Daniel Bentley, coordinator of the Kaw Valley Seeds Project, emphasized the importance of using local organic seeds that will grow well in the area to help promote sustainability.
"We want to teach people of the importance of saving seed and encourage them to use only locally adapted seeds," Bentley said.
As part of the fair, attendees were encouraged to bring local seeds to share and trade with other gardeners and farmers. Many vendors also sold organic homemade foods and products, as well as educational materials.
More than 30 local organizations attended the fair in the hopes of educating the community on conservation, sustainability and the importance of native plants.

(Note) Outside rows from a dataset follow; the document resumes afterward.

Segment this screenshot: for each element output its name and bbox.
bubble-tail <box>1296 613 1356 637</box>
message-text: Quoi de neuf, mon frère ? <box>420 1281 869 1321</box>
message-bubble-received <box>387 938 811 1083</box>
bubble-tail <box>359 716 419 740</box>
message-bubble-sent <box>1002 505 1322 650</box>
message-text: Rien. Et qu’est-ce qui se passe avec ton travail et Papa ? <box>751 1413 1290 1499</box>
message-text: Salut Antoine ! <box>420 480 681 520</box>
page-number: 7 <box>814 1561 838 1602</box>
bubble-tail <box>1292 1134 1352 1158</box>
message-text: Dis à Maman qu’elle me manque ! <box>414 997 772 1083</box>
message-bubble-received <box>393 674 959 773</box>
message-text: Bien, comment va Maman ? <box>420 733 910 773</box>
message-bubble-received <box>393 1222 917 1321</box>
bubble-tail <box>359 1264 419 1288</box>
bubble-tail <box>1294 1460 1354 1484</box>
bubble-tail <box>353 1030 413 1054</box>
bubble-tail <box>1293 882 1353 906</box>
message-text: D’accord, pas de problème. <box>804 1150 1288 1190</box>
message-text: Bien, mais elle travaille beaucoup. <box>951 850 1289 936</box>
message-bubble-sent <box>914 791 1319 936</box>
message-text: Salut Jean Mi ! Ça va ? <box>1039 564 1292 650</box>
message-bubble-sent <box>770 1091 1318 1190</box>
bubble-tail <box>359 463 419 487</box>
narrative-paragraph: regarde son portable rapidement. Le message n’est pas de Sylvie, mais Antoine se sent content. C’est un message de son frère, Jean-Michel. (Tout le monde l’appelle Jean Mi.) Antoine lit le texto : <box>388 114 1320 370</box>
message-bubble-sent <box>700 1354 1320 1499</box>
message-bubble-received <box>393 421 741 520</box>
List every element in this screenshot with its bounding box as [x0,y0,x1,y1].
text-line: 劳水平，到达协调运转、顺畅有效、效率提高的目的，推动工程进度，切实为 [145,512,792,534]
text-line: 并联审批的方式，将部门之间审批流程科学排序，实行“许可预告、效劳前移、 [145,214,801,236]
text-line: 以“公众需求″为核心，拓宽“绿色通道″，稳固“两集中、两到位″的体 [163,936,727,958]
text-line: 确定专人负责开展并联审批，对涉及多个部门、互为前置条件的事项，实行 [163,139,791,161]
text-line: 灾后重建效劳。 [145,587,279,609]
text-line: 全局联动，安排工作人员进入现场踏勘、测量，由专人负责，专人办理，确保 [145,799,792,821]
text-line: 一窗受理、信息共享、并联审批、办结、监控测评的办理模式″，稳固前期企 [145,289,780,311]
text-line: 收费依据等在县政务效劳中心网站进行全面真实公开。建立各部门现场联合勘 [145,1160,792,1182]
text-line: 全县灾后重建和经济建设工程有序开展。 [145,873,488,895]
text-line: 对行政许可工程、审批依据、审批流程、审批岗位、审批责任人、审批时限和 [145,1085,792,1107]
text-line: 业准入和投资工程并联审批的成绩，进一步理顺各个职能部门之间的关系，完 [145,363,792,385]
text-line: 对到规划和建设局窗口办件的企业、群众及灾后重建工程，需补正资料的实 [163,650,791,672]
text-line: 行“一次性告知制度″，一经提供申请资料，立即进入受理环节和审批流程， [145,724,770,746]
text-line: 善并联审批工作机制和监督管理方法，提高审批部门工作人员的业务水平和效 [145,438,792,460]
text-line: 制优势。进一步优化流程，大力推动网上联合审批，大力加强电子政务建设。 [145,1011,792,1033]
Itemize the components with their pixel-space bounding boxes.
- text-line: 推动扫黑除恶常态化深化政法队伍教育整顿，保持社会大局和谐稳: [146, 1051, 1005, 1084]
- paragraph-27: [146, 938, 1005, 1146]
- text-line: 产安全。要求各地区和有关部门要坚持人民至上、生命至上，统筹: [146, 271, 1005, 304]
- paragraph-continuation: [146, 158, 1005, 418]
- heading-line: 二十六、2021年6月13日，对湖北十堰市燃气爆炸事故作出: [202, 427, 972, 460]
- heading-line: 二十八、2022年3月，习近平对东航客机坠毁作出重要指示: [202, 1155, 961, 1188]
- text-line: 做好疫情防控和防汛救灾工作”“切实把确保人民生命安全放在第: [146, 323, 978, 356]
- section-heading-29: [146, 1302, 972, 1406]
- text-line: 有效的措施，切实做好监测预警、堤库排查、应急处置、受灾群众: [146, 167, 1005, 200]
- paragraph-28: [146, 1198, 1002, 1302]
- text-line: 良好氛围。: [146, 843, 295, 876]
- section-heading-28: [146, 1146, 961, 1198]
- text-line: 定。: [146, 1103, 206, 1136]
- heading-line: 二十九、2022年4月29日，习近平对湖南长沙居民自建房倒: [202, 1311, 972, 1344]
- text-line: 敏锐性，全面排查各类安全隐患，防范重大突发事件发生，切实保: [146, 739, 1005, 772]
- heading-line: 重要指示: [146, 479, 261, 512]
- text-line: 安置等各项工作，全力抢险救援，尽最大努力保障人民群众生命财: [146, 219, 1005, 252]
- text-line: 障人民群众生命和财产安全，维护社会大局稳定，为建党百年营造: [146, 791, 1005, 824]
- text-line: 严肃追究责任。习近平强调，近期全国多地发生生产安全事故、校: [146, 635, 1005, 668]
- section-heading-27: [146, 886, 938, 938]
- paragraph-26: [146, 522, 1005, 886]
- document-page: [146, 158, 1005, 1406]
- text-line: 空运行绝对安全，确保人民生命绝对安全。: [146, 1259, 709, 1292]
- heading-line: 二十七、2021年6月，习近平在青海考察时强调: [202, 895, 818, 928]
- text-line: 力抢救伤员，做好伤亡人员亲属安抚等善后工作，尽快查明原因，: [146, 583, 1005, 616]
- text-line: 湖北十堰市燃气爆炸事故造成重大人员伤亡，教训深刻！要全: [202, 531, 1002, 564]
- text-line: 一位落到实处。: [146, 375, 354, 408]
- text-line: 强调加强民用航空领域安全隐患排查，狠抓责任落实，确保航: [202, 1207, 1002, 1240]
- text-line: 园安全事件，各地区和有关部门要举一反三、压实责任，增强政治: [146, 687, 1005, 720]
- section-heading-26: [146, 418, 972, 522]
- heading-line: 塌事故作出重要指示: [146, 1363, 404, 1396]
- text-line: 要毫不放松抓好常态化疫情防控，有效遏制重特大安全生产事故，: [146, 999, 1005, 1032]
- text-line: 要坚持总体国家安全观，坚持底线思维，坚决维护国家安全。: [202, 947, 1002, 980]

Among the vendors at the fair were the Red Tractor Farm, Lawrence Food Garden Tours, Jayhawk Audubon Society, Kansas Area Watershed Council, Just Food and many other local farms and organizations.
Ron and Joyce Wolf, members of the Jayhawk Audubon Society, are avid bird watcher who stress the importance of native plants not only for the earth but for the birds as well.
"It's especially important for bird watchers to plant native plants," Joyce said. "You're not going to get many birds if you have alien plants."
Kirsten Bosmak, member of the Seed Fair organizing committee, said she hopes it will draw attention to the seed reserve started by the Kaw Valley Seed Project.
"We are trying to build a seed reserve for seeds that will do well in the area," Bosmak said. "The main idea with the fair is to emphasize education and information sharing."